= Decree Law 54 (Tunisia) =

Tunisian law on press freedom

In September 2022, the Tunisian president Kais Saied signed Decree Law 54, which purported to combat "false information and rumours" on the Internet. Article 24 of the decree gives up to five years imprisonment and a fine of up to 50,000 dinar for anyone found to be spreading such information. This is doubled if the offending statement is made about a state official.

== Background ==
Since the Tunisian Revolution in 2011, Tunisia has had the greatest freedom of the press of any Arab country. However, following terrorist attacks in 2015, there was an increased clampdown on freedom of the press in Tunisia.

== Criticism ==
However, the new law, which was drafted and approved following the self-coup in 2021, has been criticised. The president of the National Syndicate of Tunisian Journalists, Mahdi Al-Jelassi, described the law as "a new setback for rights and freedoms. The penalties for publishing in any networks are a strong blow to the revolutionary values that granted freedom to all journalists and all Tunisians", and likened the legislation to dictatorial laws the former president Zine El Abidine Ben Ali used to silence dissidents.

The International Commission of Jurists (ICJ) in Geneva, Switzerland, says the law allows the president to censor any and all Internet communications that he does not approve, noting that Article 24 does not specify what is a falsehood or rumour. In January 2023, five United Nations Special Rapporteurs expressed their "deep concerns" about the decree and its compatibility with international law, and Amnesty International has described the law as "draconian".
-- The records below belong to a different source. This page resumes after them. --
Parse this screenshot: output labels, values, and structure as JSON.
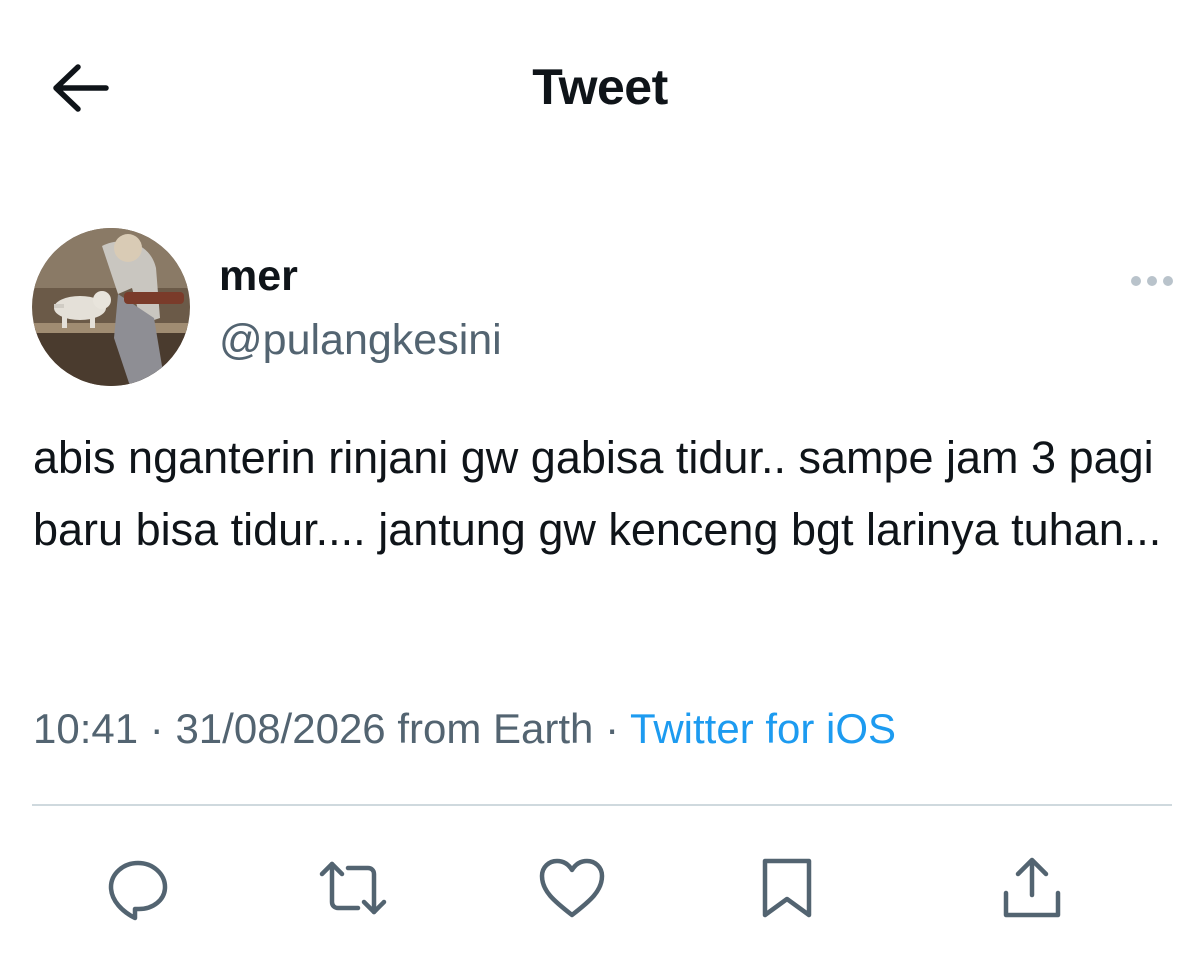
{
  "header": {
    "back_icon": "arrow-left-icon",
    "title": "Tweet"
  },
  "tweet": {
    "author": {
      "display_name": "mer",
      "handle": "@pulangkesini",
      "avatar_icon": "user-avatar-photo"
    },
    "more_icon": "more-horizontal-icon",
    "text": "abis nganterin rinjani gw gabisa tidur.. sampe jam 3 pagi baru bisa tidur.... jantung gw kenceng bgt larinya tuhan...",
    "time": "10:41",
    "separator": "·",
    "date": "31/08/2026",
    "location": "from Earth",
    "source": "Twitter for iOS"
  },
  "actions": [
    {
      "icon": "reply-icon"
    },
    {
      "icon": "retweet-icon"
    },
    {
      "icon": "like-icon"
    },
    {
      "icon": "bookmark-icon"
    },
    {
      "icon": "share-icon"
    }
  ],
  "colors": {
    "text_primary": "#0f1419",
    "text_secondary": "#536471",
    "link": "#1d9bf0",
    "divider": "#cfd9de"
  }
}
As of July 2023, at least 14 people have been investigated under the law, (Note: The ICJ says that this number is likely an underestimate.) with some being arrested and put in jail, according to Tunisia. This includes Mehdi Zagrouba, a lawyer wrote a Facebook post accusing the justice minister of fabricating evidence in a case against 57 judges who were accused of corruption and alleged delays in the prosecution of claimed terrorism cases. Zagrouba is now serving an 11-month sentence and has been barred from practising law for five years.